手術で人工膝関節にすると、狭くなっていた膝の隙間や骨の突起の部分(骨棘)も人工骨に置き換わるため、膝関節自体は整った状態になります。

 

デメリットとしては手術になるので入院が必要になり、手術による痛みにも一定期間耐える必要があります。リハビリテーションも続けなくてはならないため、仕事や家庭の都合で入院はなかなか出来ないといった場合には選択し難い治療法ともいえます。

そもそも既往などの影響で手術ができないといった場合も選択できません。

 

新しい治療法「再生医療」

再生医療は体の自然な修復能力を活用して、損傷した組織を修復・再生する革新的な治療法です。近年、新しい膝の治療法としても注目されています。

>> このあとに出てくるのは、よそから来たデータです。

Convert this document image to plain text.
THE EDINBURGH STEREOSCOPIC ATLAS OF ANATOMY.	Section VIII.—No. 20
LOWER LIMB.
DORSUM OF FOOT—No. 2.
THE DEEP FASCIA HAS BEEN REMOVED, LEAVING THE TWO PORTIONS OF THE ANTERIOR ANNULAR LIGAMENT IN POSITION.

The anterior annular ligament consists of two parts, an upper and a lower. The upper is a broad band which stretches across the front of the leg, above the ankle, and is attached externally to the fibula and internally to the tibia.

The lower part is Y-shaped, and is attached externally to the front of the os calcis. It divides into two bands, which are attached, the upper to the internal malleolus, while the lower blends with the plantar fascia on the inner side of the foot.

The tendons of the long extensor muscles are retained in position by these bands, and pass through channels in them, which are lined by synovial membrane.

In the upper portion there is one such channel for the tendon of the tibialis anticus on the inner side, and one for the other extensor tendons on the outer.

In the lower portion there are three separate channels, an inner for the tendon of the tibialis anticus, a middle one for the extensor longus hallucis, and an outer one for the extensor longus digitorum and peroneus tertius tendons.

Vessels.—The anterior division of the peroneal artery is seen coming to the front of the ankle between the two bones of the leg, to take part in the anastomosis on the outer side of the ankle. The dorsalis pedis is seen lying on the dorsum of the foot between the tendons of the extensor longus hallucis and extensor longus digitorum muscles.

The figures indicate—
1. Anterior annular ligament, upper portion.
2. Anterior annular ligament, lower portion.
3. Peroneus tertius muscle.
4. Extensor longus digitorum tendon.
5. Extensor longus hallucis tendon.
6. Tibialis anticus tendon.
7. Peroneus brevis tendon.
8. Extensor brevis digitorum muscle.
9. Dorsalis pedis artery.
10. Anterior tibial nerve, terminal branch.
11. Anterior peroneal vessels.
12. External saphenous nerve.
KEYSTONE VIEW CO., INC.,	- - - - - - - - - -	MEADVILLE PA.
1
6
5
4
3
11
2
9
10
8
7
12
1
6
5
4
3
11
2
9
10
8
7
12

ヒアルロン酸は効きにくくなったけれど、このまま膝の悪化を待つだけというのも困る。ただ手術もしたくない・・・といった場合には、再生医療を選択するのも一つの手段として覚えておくとよいでしょう。

 

PRP(多血小板血漿)療法

血液から抽出した血小板を濃縮・成長因子を豊富に含んだ血漿を注入します。傷んだ部分を修復して、膝の痛みや炎症を抑える効果があります。

 

幹細胞療法

脂肪組織や骨髄から採取した「幹細胞」を用いて、軟骨や靭帯の再生を促します。

 

再生医療は、自分の血液や組織を利用して体の自然な修復メカニズムを活用します。自分由来の成分を使うことで、アレルギー反応などのリスクが低くて済みます。また入院や手術をせずに膝関節の治療が出来るのも大きなメリットです。

 

特に幹細胞療法には軟骨・靭帯の再生の効果があるため、手術以外に選択できる膝の根本的治療ともいえるでしょう。

 

まとめ

これらの代替の治療法は、それぞれメリットとデメリットがあります。最適な選択肢を専門機関と相談しながら決定していくことが重要です。

また、新しい治療法が常に研究・開発されています。膝の健康のために、最新の情報を得ながら膝のケアの幅を広げていきましょう。